You should sleep in a place where you feel safe, whether or not it is your bedroom. A nightlight can help you sleep better if you’re afraid of the dark.

Fear of nightmares is a common fear for those with post-traumatic stress disorder (PTSD). The downside is that it can lead to a long night’s sleep with thoughts racing. In the event that you can’t get to sleep after 20 minutes in the same position, get out of bed and do something soothing in another room until you feel drowsy again. In doing so, you’ll deepen the link between your bed and sleep.

Seek treatment from your doctor if you’re having difficulties sleeping or turning to things like drugs or alcohol to help you sleep. In addition to PTSD-specific therapies like imagery rehearsal therapy or exposure, relaxation, and rescripting therapy, they can help you identify a therapist who delivers cognitive behavioral therapy for insomnia (CBT-I). They may also suggest a sleep aid, but this comes with a greater set of hazards and should only be used under strict medical supervision.

It may take some time to be able to sleep through the night again after a traumatic experience, so don’t give up hope. Maintaining a healthy lifestyle and working closely with your doctor should help you feel better in the long run. It is especially beneficial to persons with insomnia because sleep and PTSD are so intertwined.

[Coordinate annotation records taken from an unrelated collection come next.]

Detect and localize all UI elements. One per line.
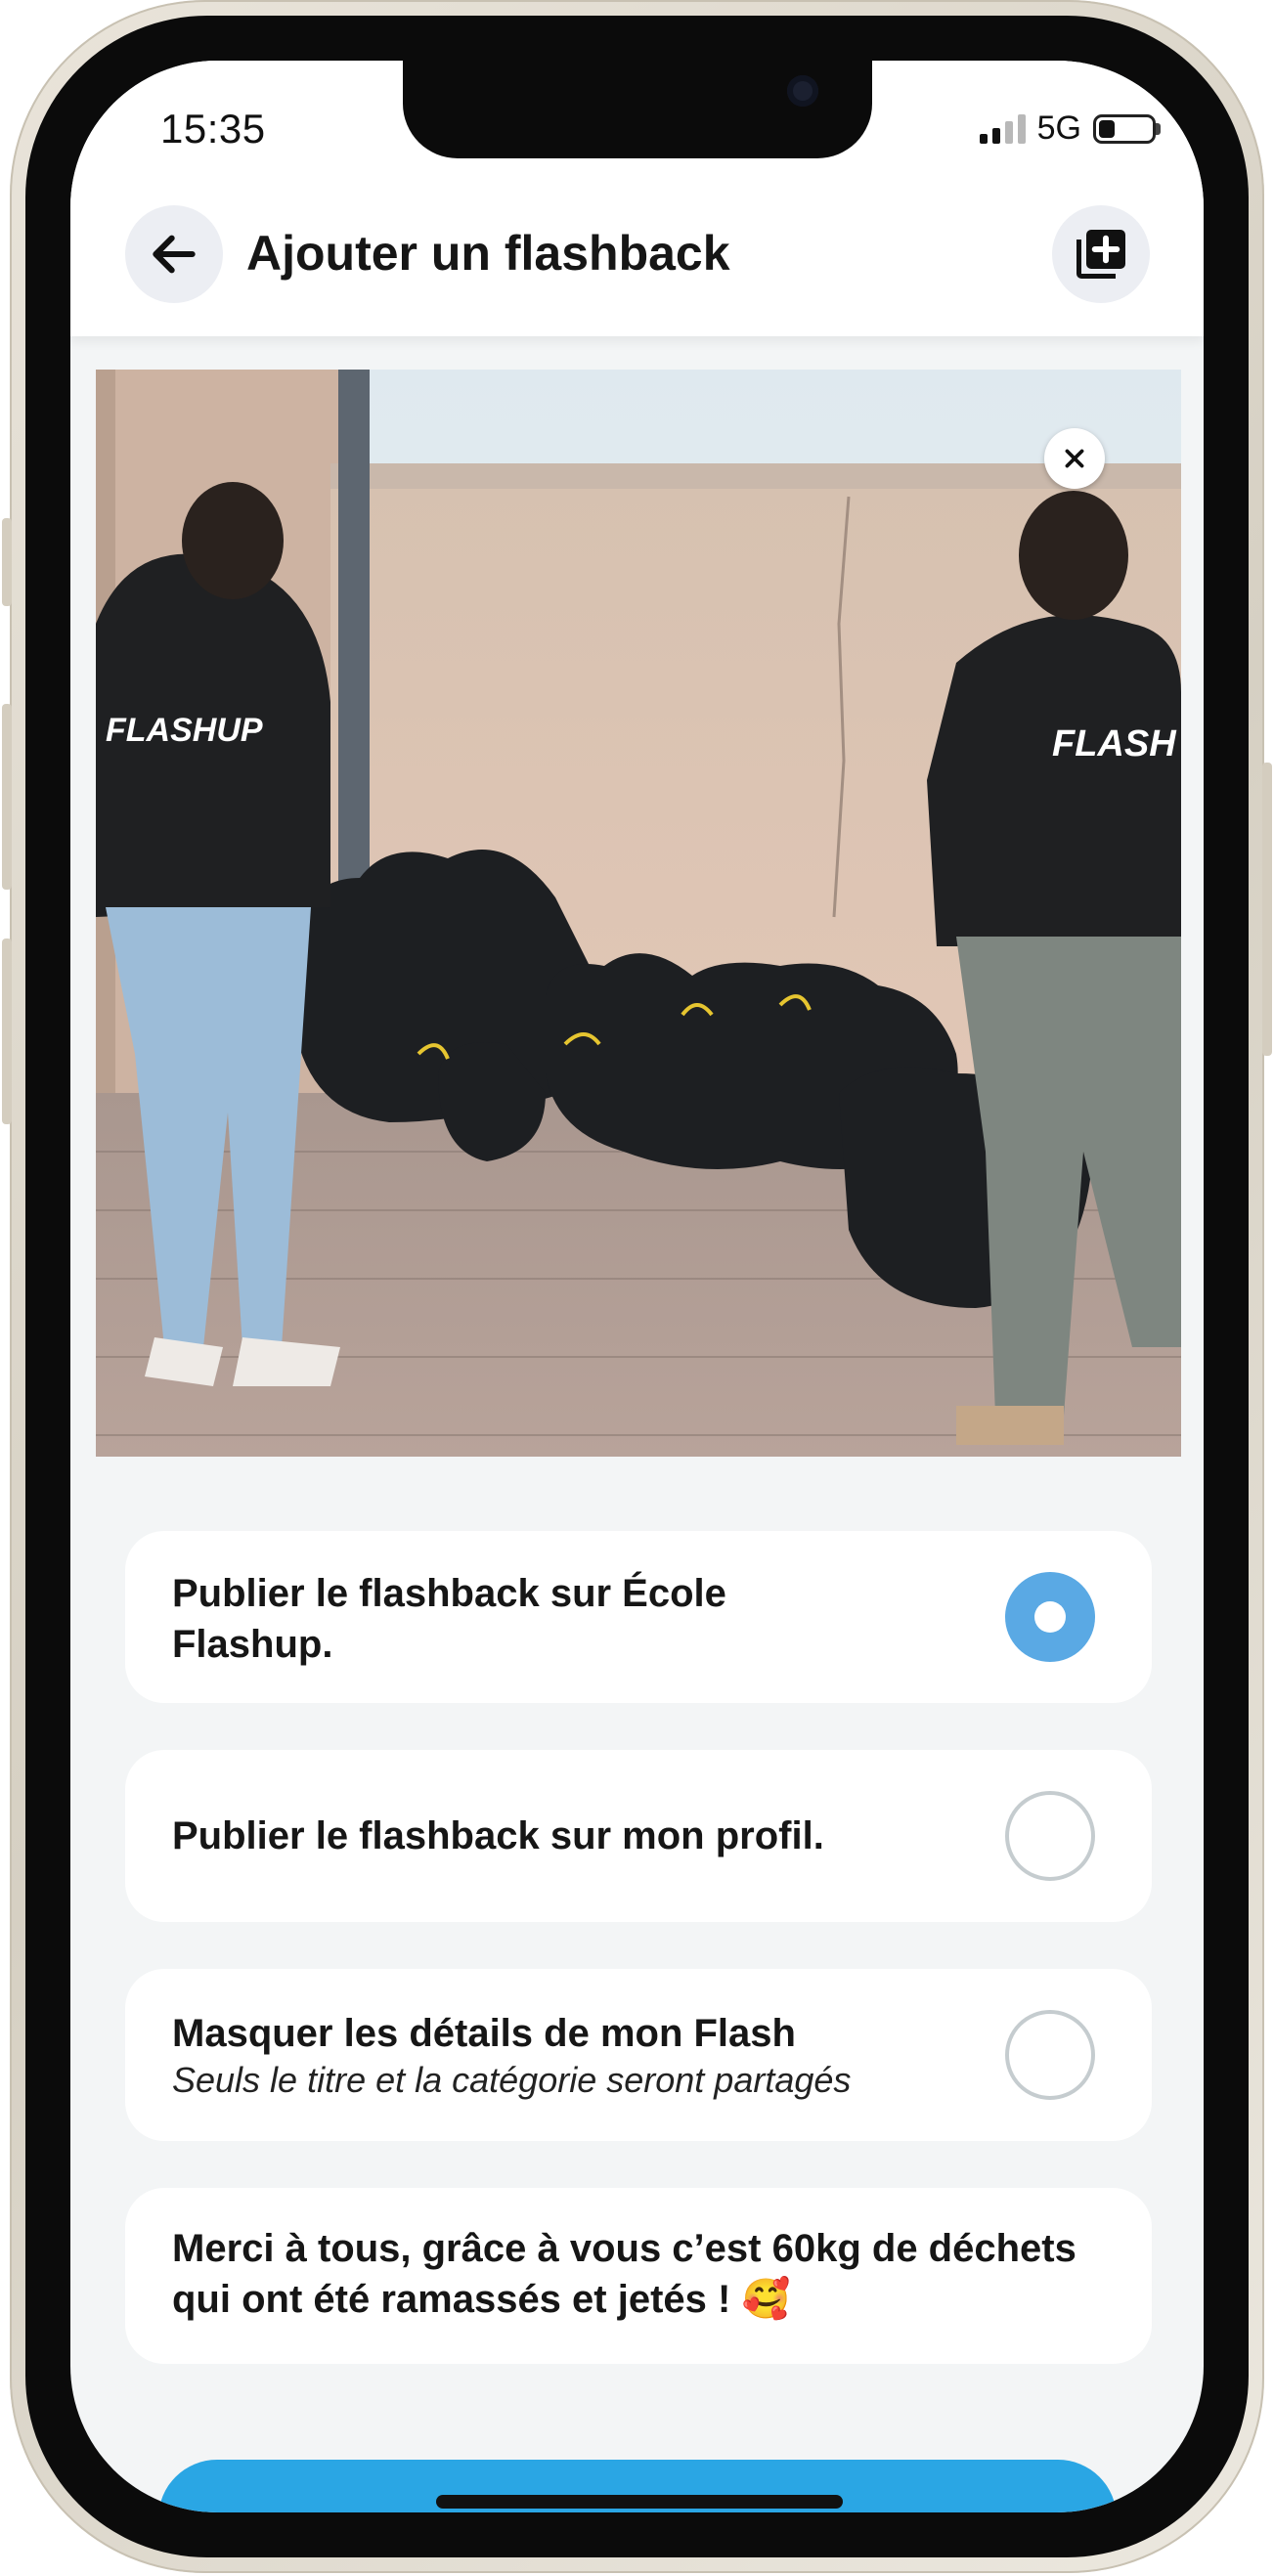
- option-label: Masquer les détails de mon Flash Seuls l…: [172, 2008, 1013, 2102]
- home-indicator: [436, 2495, 843, 2509]
- close-icon: [1065, 449, 1084, 468]
- option-card-hide-details[interactable]: Masquer les détails de mon Flash Seuls l…: [125, 1969, 1152, 2141]
- radio-publish-school[interactable]: [1005, 1572, 1095, 1662]
- add-to-library-icon: [1076, 230, 1125, 279]
- photo-illustration: FLASHUP FLASH: [96, 370, 1181, 1457]
- hoodie-text-left: FLASHUP: [106, 712, 263, 749]
- status-time: 15:35: [160, 106, 266, 152]
- flashback-photo: FLASHUP FLASH: [96, 370, 1181, 1457]
- page-title: Ajouter un flashback: [246, 226, 730, 281]
- option-label: Publier le flashback sur mon profil.: [172, 1814, 824, 1857]
- add-media-button[interactable]: [1052, 205, 1150, 303]
- status-indicators: 5G: [979, 109, 1161, 148]
- option-card-profile[interactable]: Publier le flashback sur mon profil.: [125, 1750, 1152, 1922]
- signal-icon: [979, 113, 1026, 144]
- mute-switch: [2, 518, 12, 606]
- back-button[interactable]: [125, 205, 223, 303]
- notch: [403, 61, 872, 158]
- message-card[interactable]: Merci à tous, grâce à vous c’est 60kg de…: [125, 2188, 1152, 2364]
- message-text[interactable]: Merci à tous, grâce à vous c’est 60kg de…: [172, 2223, 1091, 2325]
- option-sublabel: Seuls le titre et la catégorie seront pa…: [172, 2060, 852, 2100]
- volume-up-button: [2, 704, 12, 890]
- volume-down-button: [2, 939, 12, 1124]
- battery-icon: [1093, 113, 1156, 144]
- option-label: Publier le flashback sur École Flashup.: [172, 1572, 726, 1666]
- network-label: 5G: [1036, 109, 1081, 147]
- remove-photo-button[interactable]: [1044, 428, 1105, 489]
- front-camera: [787, 75, 818, 107]
- arrow-left-icon: [153, 235, 196, 274]
- power-button: [1262, 763, 1272, 1056]
- option-title: Masquer les détails de mon Flash: [172, 2012, 796, 2055]
- radio-publish-profile[interactable]: [1005, 1791, 1095, 1881]
- hoodie-text-right: FLASH: [1052, 723, 1177, 764]
- app-screen: 15:35 5G Ajouter un flashback FLASHUP FL…: [70, 61, 1204, 2512]
- radio-hide-details[interactable]: [1005, 2010, 1095, 2100]
- option-card-school[interactable]: Publier le flashback sur École Flashup.: [125, 1531, 1152, 1703]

Sleep Tips for Partners of People With PTSD

People with PTSD and their relationships may have trouble sleeping for several reasons. With a companion who frequently wakes up during the night, a mattress that reduces noise and movement may be beneficial.

An aggressive reaction from your partner may be caused by nightmares or night terrors. For some couples, it may be necessary for one or both partners to sleep in a separate, adjacent bedroom in order for them to receive adequate shut-eye.

Getting some exercise in with your partner during the day can also be beneficial. Creating healthy routines together may strengthen your relationship and restore your partner’s sense of security as well as help you get a better night’s sleep.

It is common for caregivers to suffer from sentiments of self-blame and a conviction that they are responsible for saving their partner. Helping someone else at the expense of your own well-being might be detrimental to both of you. Burnout can be lessened with the support of a solid support system, such as a therapist-client relationship, a group support system, or even a strong network of family and friends.